Basis of comparison	Presto	Spark SQL
Eco-Systems / Platforms	Hadoop, Big Data Processing, etc	Spark Framework, Big Data Processing, etc
Purpose	Presto is designed for running SQL queries over Big Data (Huge workloads). It was designed by Facebook to process their huge workloads.	Spark SQL is one of the components of Apache Spark Core. Spark Core is the fundamental execution engine for the spark platform
Set up	Presto is a distributed SQL query engine for processing pet bytes of data, and it runs on a cluster-like setup with a set of machines. A full Presto cluster setup includes a coordinator (Manager Node) and multiple workers. The user submits the queries from a client, which is the Presto CLI, to the coordinator. The coordinator parses, analyzes, and plans the query execution, and then distributes the query processing to the workers.	Spark SQL setup will be out of the box if you install and configure Apache Spark Cluster. Apache Spark is Hadoop’s sub-project. Apaches Spark is a cluster-based Big Data processing technology designed for fast computation.
Capabilities/Features	Presto allows data querying over many data sources; For example, Data might be residing in data stores: Hive, Cassandra, RDBMS, and some other proprietary data stores.	Spark SQL gives flexibility in integration with other data sources using the data frames and JDBC connectors.
Support for Connectors	Presto supports pluggable connectors. These connectors provide data sets for queries. Below are several pre-existing connectors available in Presto, while Presto provides the ability to connect with custom connectors, as well. Below are some of the connectors it supports. Hadoop/Hive Cassandra Teradata PostgreSQL Oracle etc	A Data Frame interface allows different Data Sources to work on Spark SQL. Spark SQL includes a server mode with industry-standard JDBC and ODBC connectivity.

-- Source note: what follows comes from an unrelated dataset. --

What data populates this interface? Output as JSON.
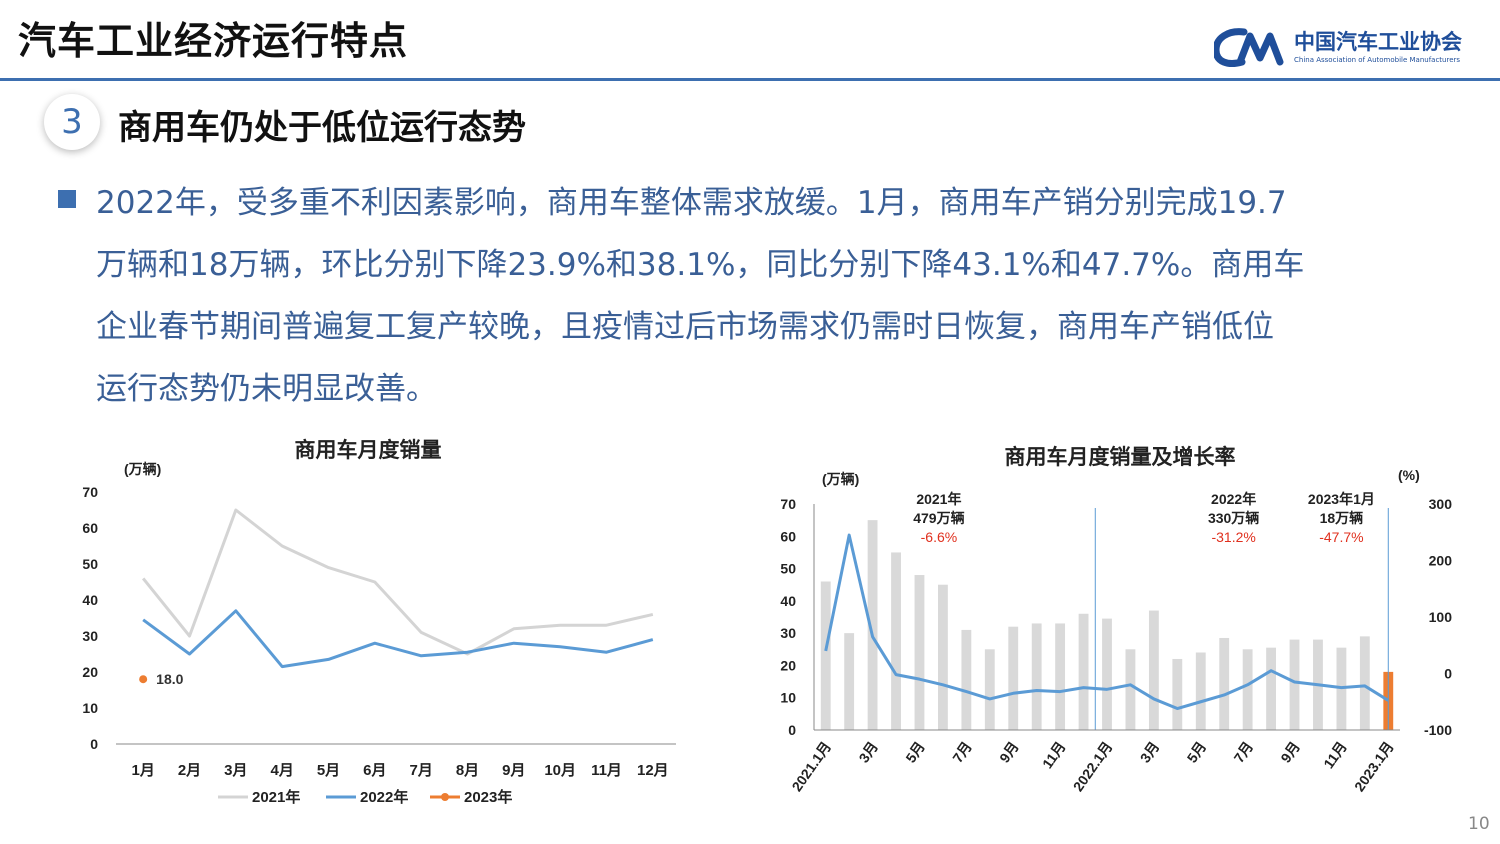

Federated Queries	Presto supports the Federated Queries. Presto can be configured to connect with different DBs, and once configured, its CLI can be used to launch ‘Federated Queries’. In one Presto query user can combine data from multiple data sources and run the query.	Spark SQL comes with an inbuilt feature to connect with other databases using JDBC, that is, “JDBC to other Databases,” which aids in the federation feature. Spark creates the data frames using the JDBC: database feature by leveraging scala/python API. Still, it also works directly with the Spark SQL Thrift server and allows users to query external JDBC tables effortlessly like other hive/spark tables.
Who Uses?	Data Analysts, Data Engineers, Data Scientists, etc	Data Analysts, Data Engineers, Data Scientists, Spark Developer, etc

Conclusions

Presto is very helpful regarding BI-type queries, and Spark SQL leads performance-wise in large analytics queries. When comparing with respect to configuration, Presto set up easy than Spark SQL. Both Spark SQL and Presto are standing equally in the market and solving different kinds of business problems.